Dzień dobry :-)
Asia, współczuje, mam nadzieję, że szybko Ci przejdzie &&&
Ja wysłałam dziś małża do biedronki, tzn. po pracy ma pojechać, ale dla małej tylko Lovelę, jakoś te kocyki mnie nie nęcą, wolę zwykłe.
Doli, jak to nie na 100% wyjazd? współczuję tego zapalenia spojówek, pamietam, że jak byłam mała, to tata trzymał mi głowę, a mama podawała różne krople/leki... ja teraz mam tak z kotem ;-) chociaż o dziwo z wpuszczaniem kropli do oczu gorzej jest u psa niż u kota (przepraszam za porównanie do dziecka, na razie innych doświadczeń nie mam
)
Marela, na pewno lepiej czekać, aż samo sie zacznie niż wywoływać, no chyba, ze po terminie już będzie. Udanej imprezki!

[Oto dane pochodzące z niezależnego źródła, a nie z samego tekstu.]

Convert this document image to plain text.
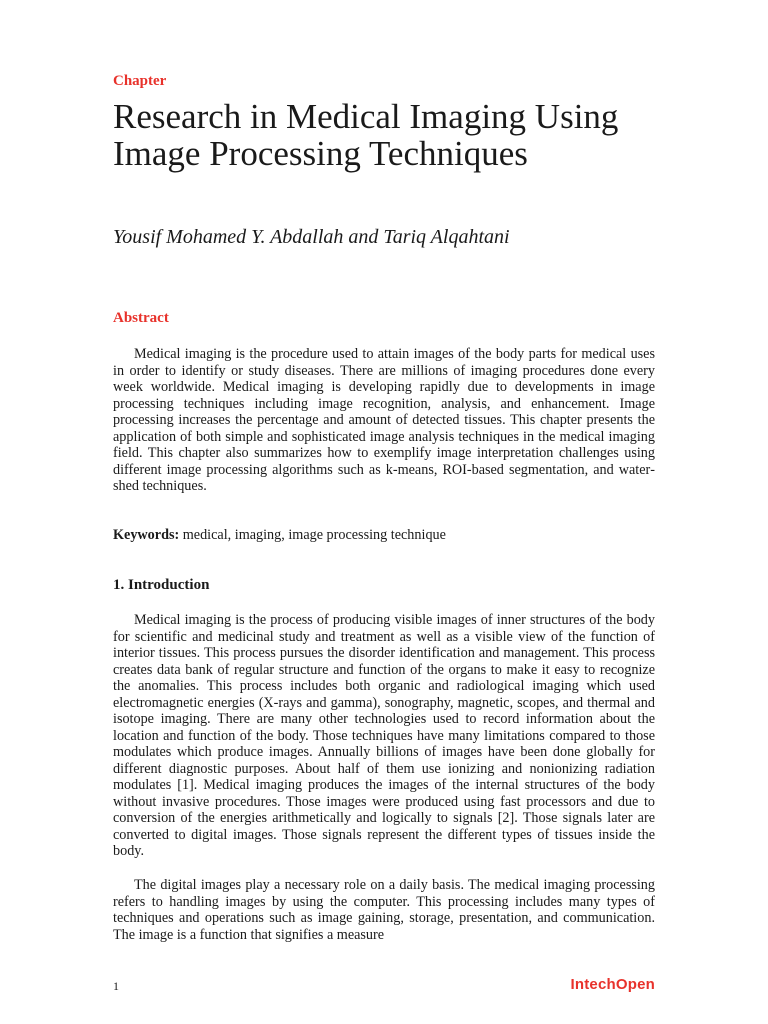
Chapter
Research in Medical Imaging Using Image Processing Techniques
Yousif Mohamed Y. Abdallah and Tariq Alqahtani
Abstract

Medical imaging is the procedure used to attain images of the body parts for medical uses in order to identify or study diseases. There are millions of imaging procedures done every week worldwide. Medical imaging is developing rapidly due to developments in image processing techniques including image recognition, analysis, and enhancement. Image processing increases the percentage and amount of detected tissues. This chapter presents the application of both simple and sophisticated image analysis techniques in the medical imaging field. This chapter also summarizes how to exemplify image interpretation challenges using different image processing algorithms such as k-means, ROI-based segmentation, and watershed techniques.

Keywords: medical, imaging, image processing technique
1. Introduction

Medical imaging is the process of producing visible images of inner structures of the body for scientific and medicinal study and treatment as well as a visible view of the function of interior tissues. This process pursues the disorder identification and management. This process creates data bank of regular structure and function of the organs to make it easy to recognize the anomalies. This process includes both organic and radiological imaging which used electromagnetic energies (X-rays and gamma), sonography, magnetic, scopes, and thermal and isotope imaging. There are many other technologies used to record information about the location and function of the body. Those techniques have many limitations compared to those modulates which produce images. Annually billions of images have been done globally for different diagnostic purposes. About half of them use ionizing and nonionizing radiation modulates [1]. Medical imaging produces the images of the internal structures of the body without invasive procedures. Those images were produced using fast processors and due to conversion of the energies arithmetically and logically to signals [2]. Those signals later are converted to digital images. Those signals represent the different types of tissues inside the body.

The digital images play a necessary role on a daily basis. The medical imaging processing refers to handling images by using the computer. This processing includes many types of techniques and operations such as image gaining, storage, presentation, and communication. The image is a function that signifies a measure

1	IntechOpen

Nas znajomi, którzy maja 2,5 letnie dziecko, też ciągle straszą, że będzie nam strasznie ciężko, że wręcz graniczy z cudem, żeby wszystko samemu ogarnąć (nie będziemy mieli nikogo do pomocy, tylko my dwoje), wkurza mnie to szczerze mówiąc, sami chcą mieć drugie dziecko, my mamy juz swoje lata, wiadomo, że nikt dokładnie nie wie, co go czeka, jeśli jest to nowa sytuacja, ale jednak jakieś wyobrażenie mamy i świadomie się zdecydowaliśmy. Mam wrażenie, że uważają nas za takich niezorganizowanych, że sobie nie poradzimy. Faktem jest, że oni są pedantyczni, w domu zawsze porządek i czysto, a u nas pies, kot i co posprzątamy, to zaraz coś się pojawia, tekst usłyszałam ostatnio, że oni nie wiedzą, jak to nasze dziecko będzie raczkowało u nas, bo akurat pies pił wodę i zachlapał podłogę, no bez przesady, ludzie różne zwierzęta mają i dzieci i jest ok. Nie spodziewamy się różowego aniołka, który tylko gaworzy i się uśmiecha, chcemy po prostu mieć dziecko, tworzyć rodzinę i jesteśmy gotowi na wyzwania.